Century21(センチュリー21)について調べてみた

センチュリー21は、全国に921店舗あるフランチャイズ経営の不動産会社だ。

ここではジャスダックに上場しているセンチュリー21・ジャパンの決算から、売上高や利益、売買仲介手数料、取扱件数を調べ、フランチャイズのセンチュリー21がどんな会社なのか調べてみた。

 

センチュリー21とは?

センチュリー21は、1971年にアメリカで誕生し、現在は76の国と地域に7000店舗、従業員数10万6000人を有する世界最大級の不動産流通ネットワーク(フランチャイズ経営)だ。

センチュリー21

日本では1983年に伊藤忠商事がセンチュリー21と提携(センチュリー21・ジャパンは伊藤忠商事が44.6%の株を持つ筆頭株主)、1984年に12店舗からスタートし、2017年3月末時点現在、国内921店舗がフランチャイズ加盟している。2001年にジャスダックに上場(8898)。

センチュリー21店舗数

他の不動産FCとの違いとして、直営店を有していないことが大きな特徴だ。直営店の数が少数というフランチャイズは多く存在するが、同社のようにひとつも持たないフランチャイズの事業形態をとっている会社は、不動産に限らず国内ではほとんど見られない。つまり、街で見かけるセンチュリー21は、看板こそセンチュリー21だが、それぞれ独立した不動産屋である。

フランチャイズ(FC)とは?

フランチャイズとは、事業者(フランチャイザー:ここではセンチュリー21)が他の事業者(フランチャイジー:ここでは加盟する不動産会社)との間に契約を結び、自己の商標、サービスマーク、トレード・ネームその他の営業の象徴となる標識、および経営のノウハウを用いて、同一のイメージのもとに商品の販売その他の事業を行う権利を与え、一方、フランチャイジーはその見返りとして一定の対価を支払い、事業に必要な資金を投下してフランチャイザーの指導および援助のもとに事業を行う両者の継続的関係をいう。

フランチャイズでチェーン店舗展開することをフランチャイズチェーン(FC)という。

簡単にいうと、新規で不動産売買や不動産賃貸を行う不動産会社を立ち上げるとき、知名度もノウハウもないので、知名度のあるセンチュリー21の看板を借りてお店を出し、ノウハウを教わる代わりに対価を支払うのがフランチャイズということになる。
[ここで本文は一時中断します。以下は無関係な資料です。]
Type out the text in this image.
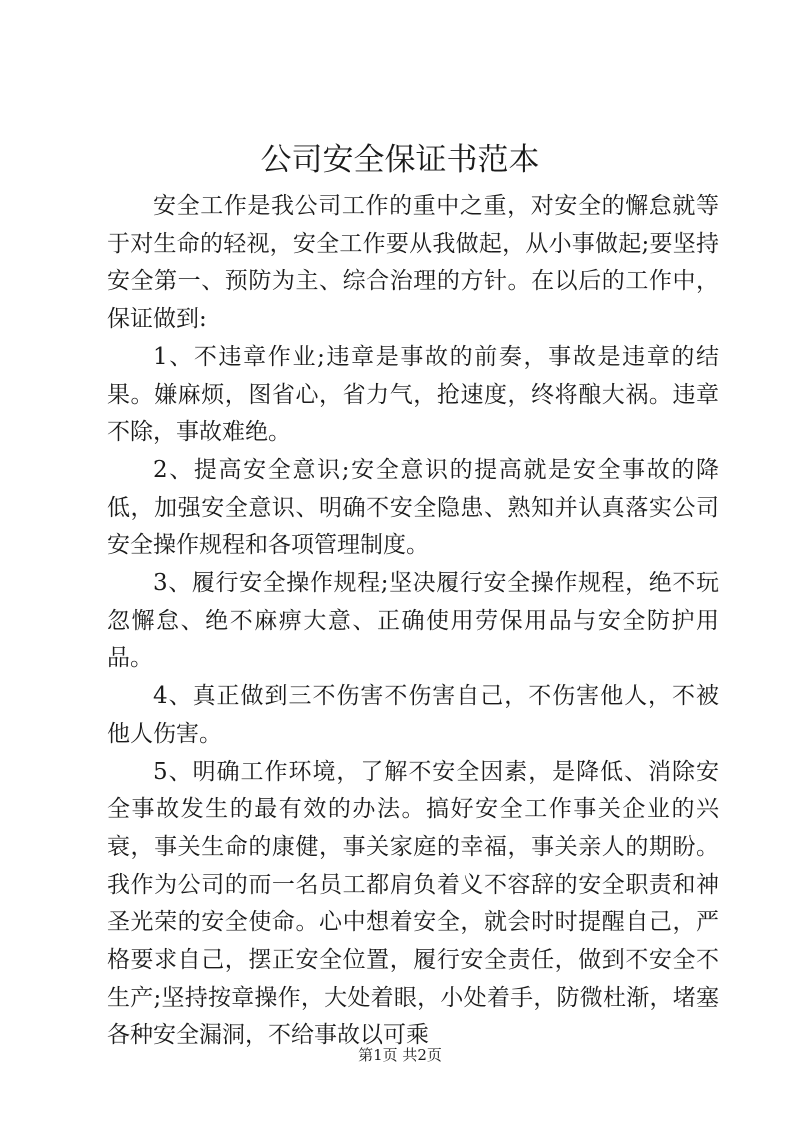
公司安全保证书范本

安全工作是我公司工作的重中之重，对安全的懈怠就等于对生命的轻视，安全工作要从我做起，从小事做起;要坚持安全第一、预防为主、综合治理的方针。在以后的工作中，保证做到:

1、不违章作业;违章是事故的前奏，事故是违章的结果。嫌麻烦，图省心，省力气，抢速度，终将酿大祸。违章不除，事故难绝。

2、提高安全意识;安全意识的提高就是安全事故的降低，加强安全意识、明确不安全隐患、熟知并认真落实公司安全操作规程和各项管理制度。

3、履行安全操作规程;坚决履行安全操作规程，绝不玩忽懈怠、绝不麻痹大意、正确使用劳保用品与安全防护用品。

4、真正做到三不伤害不伤害自己，不伤害他人，不被他人伤害。

5、明确工作环境，了解不安全因素，是降低、消除安全事故发生的最有效的办法。搞好安全工作事关企业的兴衰，事关生命的康健，事关家庭的幸福，事关亲人的期盼。我作为公司的而一名员工都肩负着义不容辞的安全职责和神圣光荣的安全使命。心中想着安全，就会时时提醒自己，严格要求自己，摆正安全位置，履行安全责任，做到不安全不生产;坚持按章操作，大处着眼，小处着手，防微杜渐，堵塞各种安全漏洞，不给事故以可乘

第1页 共2页
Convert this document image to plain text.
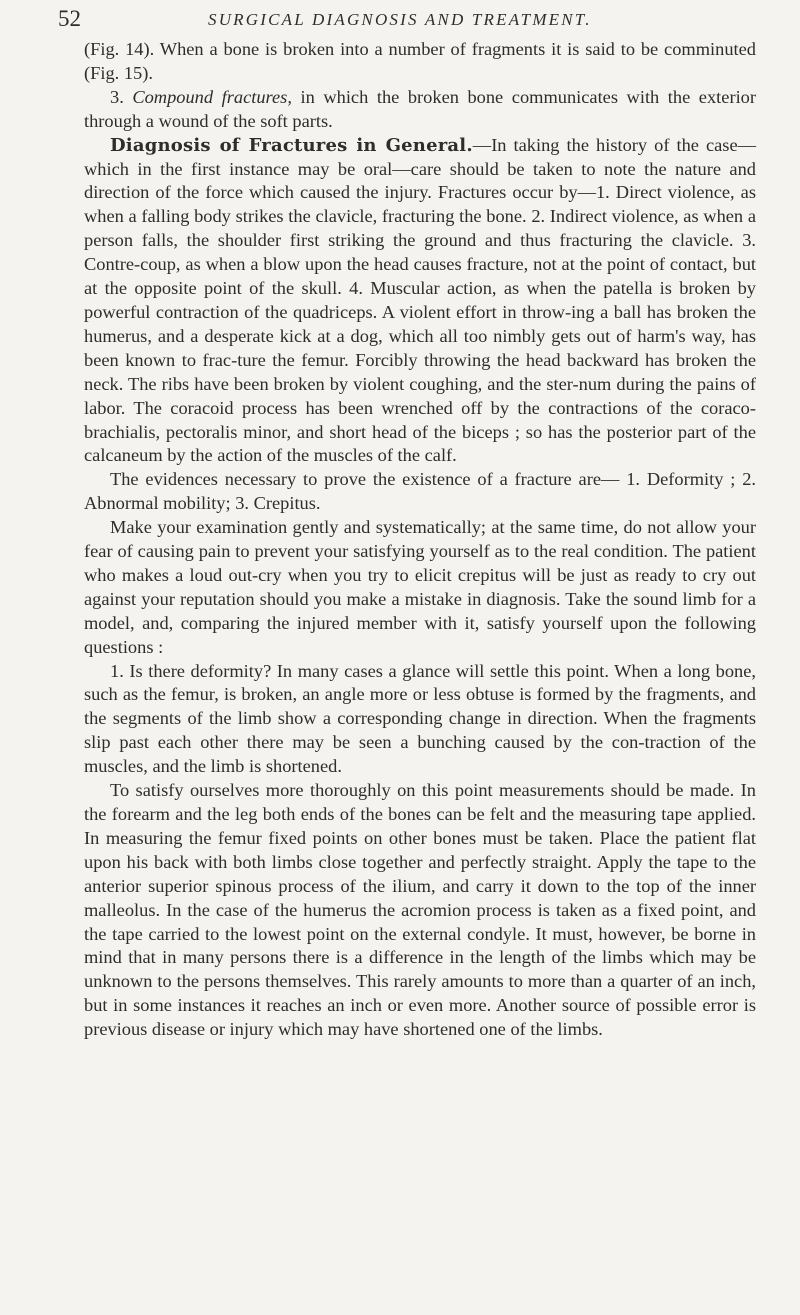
52	SURGICAL DIAGNOSIS AND TREATMENT.

(Fig. 14). When a bone is broken into a number of fragments it is said to be comminuted (Fig. 15).

3. Compound fractures, in which the broken bone communicates with the exterior through a wound of the soft parts.

Diagnosis of Fractures in General.—In taking the history of the case—which in the first instance may be oral—care should be taken to note the nature and direction of the force which caused the injury. Fractures occur by—1. Direct violence, as when a falling body strikes the clavicle, fracturing the bone. 2. Indirect violence, as when a person falls, the shoulder first striking the ground and thus fracturing the clavicle. 3. Contre-coup, as when a blow upon the head causes fracture, not at the point of contact, but at the opposite point of the skull. 4. Muscular action, as when the patella is broken by powerful contraction of the quadriceps. A violent effort in throw-ing a ball has broken the humerus, and a desperate kick at a dog, which all too nimbly gets out of harm's way, has been known to frac-ture the femur. Forcibly throwing the head backward has broken the neck. The ribs have been broken by violent coughing, and the ster-num during the pains of labor. The coracoid process has been wrenched off by the contractions of the coraco-brachialis, pectoralis minor, and short head of the biceps ; so has the posterior part of the calcaneum by the action of the muscles of the calf.

The evidences necessary to prove the existence of a fracture are— 1. Deformity ; 2. Abnormal mobility; 3. Crepitus.

Make your examination gently and systematically; at the same time, do not allow your fear of causing pain to prevent your satisfying yourself as to the real condition. The patient who makes a loud out-cry when you try to elicit crepitus will be just as ready to cry out against your reputation should you make a mistake in diagnosis. Take the sound limb for a model, and, comparing the injured member with it, satisfy yourself upon the following questions :

1. Is there deformity? In many cases a glance will settle this point. When a long bone, such as the femur, is broken, an angle more or less obtuse is formed by the fragments, and the segments of the limb show a corresponding change in direction. When the fragments slip past each other there may be seen a bunching caused by the con-traction of the muscles, and the limb is shortened.

To satisfy ourselves more thoroughly on this point measurements should be made. In the forearm and the leg both ends of the bones can be felt and the measuring tape applied. In measuring the femur fixed points on other bones must be taken. Place the patient flat upon his back with both limbs close together and perfectly straight. Apply the tape to the anterior superior spinous process of the ilium, and carry it down to the top of the inner malleolus. In the case of the humerus the acromion process is taken as a fixed point, and the tape carried to the lowest point on the external condyle. It must, however, be borne in mind that in many persons there is a difference in the length of the limbs which may be unknown to the persons themselves. This rarely amounts to more than a quarter of an inch, but in some instances it reaches an inch or even more. Another source of possible error is previous disease or injury which may have shortened one of the limbs.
ここでのノウハウとは、経営者や営業マンへの教育・研修、各種ITシステムの利用、加盟店で利用できる金融サービスや顧客サービスの利用などを意味している。

センチュリー21に支払う対価としては、加盟時に契約金300万円(5年契約)、広告基金拠出金(テレビCMなど)が月に10万円売上(受取手数料)の6%を支払うこととなっている。

 

センチュリー21のFC経営は儲かっているのか?

2017年3月期(2016年4月〜2017年3月)の決算は以下の通りだ。

2017年3月期(前期比) 2016年3月期
営業収益 41億5800万円(+8.2%) 38億4200万円
営業利益 13億4500万円(+12.4%) 11億9700万円
経常利益 14億1100万円(+11.7%) 12億6400万円
当期純利益 9億4000万円(+10.4%) 8億5100万円
店舗数 921(+21店) 900

営業収益、純利益、店舗数ともに過去最高の数字だった。売買取引で取引件数が増加したこと、加盟店数の増加によりフィー(手数料)が増えたことによる。

売上高と営業収益の違い

売上高と営業収益の違いについて明確な区分は難しいが、簡単に言うと、製品や商品など有形物を販売する場合には「売上高」として表示する。一方、無形のサービスや手数料などを提供した場合の対価は通常、「営業収益」として表示される。センチュリー21は、フィー(手数料)ビジネスがメインの売上になるので営業収益ということになる。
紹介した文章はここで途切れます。